[whatwg] Private browsing vs. Storage and Databases
Jonas Sicking
jonas at sicking.cc
Tue Apr 7 18:58:38 PDT 2009
2009/4/7 Ian Fette (イアンフェッティ) <ifette at google.com>:
> 2009/4/7 Jonas Sicking <jonas at sicking.cc>
>>
>> 2009/4/7 Ian Fette (イアンフェッティ) <ifette at google.com>:
>> > In Chrome/Chromium, "incognito" mode is basically a new profile that is
>> > in
>> > memory (plus or minus... the cache will never get written out to disk,
>> > although of course the memory pages could get swapped out and hit the
>> > disk
>> > that way...). The implication is that, for many of these features,
>> > things
>> > could just naturally get handled. That is, whilst the session is active,
>> > pages can still use a database / local storage / ... / and at the end of
>> > the
>> > session, when that profile is deleted, things will go away. I personally
>> > like that approach, as there may be legitimate reasons to want to use a
>> > database even for just a single session. (Perhaps someone wants to edit
>> > a
>> > spreadsheet and the spreadsheet app wants to use a database on the
>> > client as
>> > a backing store for fast edits, I don't know...). I just don't like the
>> > idea
>> > of saying "Sorry, incognito/private/... means a class of pages won't
>> > work"
>> > if there's no reason it has to be that way.

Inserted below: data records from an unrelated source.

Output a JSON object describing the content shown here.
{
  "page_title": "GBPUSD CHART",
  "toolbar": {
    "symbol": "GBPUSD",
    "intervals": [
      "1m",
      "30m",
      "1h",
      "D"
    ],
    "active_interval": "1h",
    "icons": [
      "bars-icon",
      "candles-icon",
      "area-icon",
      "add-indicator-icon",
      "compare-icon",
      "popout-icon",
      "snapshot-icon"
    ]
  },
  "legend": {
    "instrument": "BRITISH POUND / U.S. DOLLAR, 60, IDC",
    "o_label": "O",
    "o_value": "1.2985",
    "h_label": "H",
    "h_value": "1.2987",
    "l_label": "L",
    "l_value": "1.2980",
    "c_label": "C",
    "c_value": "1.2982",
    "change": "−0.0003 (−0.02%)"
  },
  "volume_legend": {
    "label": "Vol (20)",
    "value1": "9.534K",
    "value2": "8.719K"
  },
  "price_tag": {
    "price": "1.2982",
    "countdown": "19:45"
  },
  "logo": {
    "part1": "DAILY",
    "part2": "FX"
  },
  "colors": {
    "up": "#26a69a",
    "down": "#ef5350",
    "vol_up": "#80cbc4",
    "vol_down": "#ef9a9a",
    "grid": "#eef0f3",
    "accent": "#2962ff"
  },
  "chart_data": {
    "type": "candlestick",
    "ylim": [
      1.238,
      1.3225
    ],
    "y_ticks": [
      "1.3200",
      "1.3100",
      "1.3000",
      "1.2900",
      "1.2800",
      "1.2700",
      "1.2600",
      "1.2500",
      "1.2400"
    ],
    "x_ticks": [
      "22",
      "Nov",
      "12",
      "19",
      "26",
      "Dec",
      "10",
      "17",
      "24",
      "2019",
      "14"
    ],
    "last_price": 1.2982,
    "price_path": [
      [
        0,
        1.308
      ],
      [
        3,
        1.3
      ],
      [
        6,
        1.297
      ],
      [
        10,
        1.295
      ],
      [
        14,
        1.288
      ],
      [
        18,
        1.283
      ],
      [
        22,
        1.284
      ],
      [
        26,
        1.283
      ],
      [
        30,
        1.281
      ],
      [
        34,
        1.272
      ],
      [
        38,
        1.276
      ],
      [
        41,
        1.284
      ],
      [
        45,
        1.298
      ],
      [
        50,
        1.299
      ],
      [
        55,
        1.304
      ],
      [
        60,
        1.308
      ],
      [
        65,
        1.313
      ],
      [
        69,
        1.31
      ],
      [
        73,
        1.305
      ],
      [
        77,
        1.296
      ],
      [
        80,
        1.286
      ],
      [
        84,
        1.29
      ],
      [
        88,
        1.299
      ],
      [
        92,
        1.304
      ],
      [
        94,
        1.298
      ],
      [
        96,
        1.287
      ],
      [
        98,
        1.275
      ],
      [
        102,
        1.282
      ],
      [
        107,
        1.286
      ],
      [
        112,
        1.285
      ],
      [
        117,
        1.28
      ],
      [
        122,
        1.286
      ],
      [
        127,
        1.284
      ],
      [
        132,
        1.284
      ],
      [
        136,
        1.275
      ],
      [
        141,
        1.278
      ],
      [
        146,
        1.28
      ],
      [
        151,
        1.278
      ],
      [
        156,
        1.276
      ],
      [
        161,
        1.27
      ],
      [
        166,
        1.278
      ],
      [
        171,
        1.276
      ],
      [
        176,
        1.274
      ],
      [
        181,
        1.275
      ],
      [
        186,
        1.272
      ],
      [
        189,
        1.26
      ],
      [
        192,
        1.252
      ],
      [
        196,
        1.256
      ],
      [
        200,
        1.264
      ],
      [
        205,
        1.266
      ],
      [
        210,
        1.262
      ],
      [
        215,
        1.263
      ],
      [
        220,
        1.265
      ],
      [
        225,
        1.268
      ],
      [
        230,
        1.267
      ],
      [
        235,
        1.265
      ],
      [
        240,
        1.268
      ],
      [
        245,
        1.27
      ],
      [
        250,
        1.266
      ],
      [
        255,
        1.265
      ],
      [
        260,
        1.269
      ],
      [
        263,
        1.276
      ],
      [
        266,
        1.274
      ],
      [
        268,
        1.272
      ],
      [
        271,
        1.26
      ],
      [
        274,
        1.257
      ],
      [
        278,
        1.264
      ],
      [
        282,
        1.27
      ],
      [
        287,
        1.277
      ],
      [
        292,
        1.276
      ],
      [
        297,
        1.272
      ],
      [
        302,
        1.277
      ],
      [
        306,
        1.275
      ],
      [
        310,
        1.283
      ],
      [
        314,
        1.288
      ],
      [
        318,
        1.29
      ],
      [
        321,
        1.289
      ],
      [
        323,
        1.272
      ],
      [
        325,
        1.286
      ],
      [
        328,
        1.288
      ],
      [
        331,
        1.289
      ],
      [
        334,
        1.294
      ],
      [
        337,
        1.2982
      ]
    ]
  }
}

>> > In short, I would prefer something closest to Option 3. It lets pages
>> > just
>> > work, but respects the privacy wishes of the user. (AppCache /
>> > persistent
>> > workers are the one exception where I think Option3 doesn't apply and we
>> > need to figure something out.)
>>
>> I do agree that there's still need for storing data while in private
>> browsing mode. So I do think it makes a lot of sense for
>> .sessionStorage to keep working.
>>
>> But I do have concerned about essentially telling a website that we'll
>> store the requested data, only to drop it on the floor as soon as the
>> user exits private browsing mode (or crashes).
>>
>> / Jonas
>
> Doesn't the website have to handle that anyways? I mean, I assume that all
> the browsers are going to allow users some way to "manage" this stuff, much
> like cache/cookies - e.g. you have to assume that at some point in time the
> user is going to blow you away. (Especially on mobile devices where space is
> more of a premium...)
It's different in that the user managing his data is an explicit
action on the users part. I.e. the user has to go to a place in the UA
and click a 'clear data' button. Users are more likely to expect that
this results in a half composed message disappearing than if the same
thing happens when exiting private browsing mode.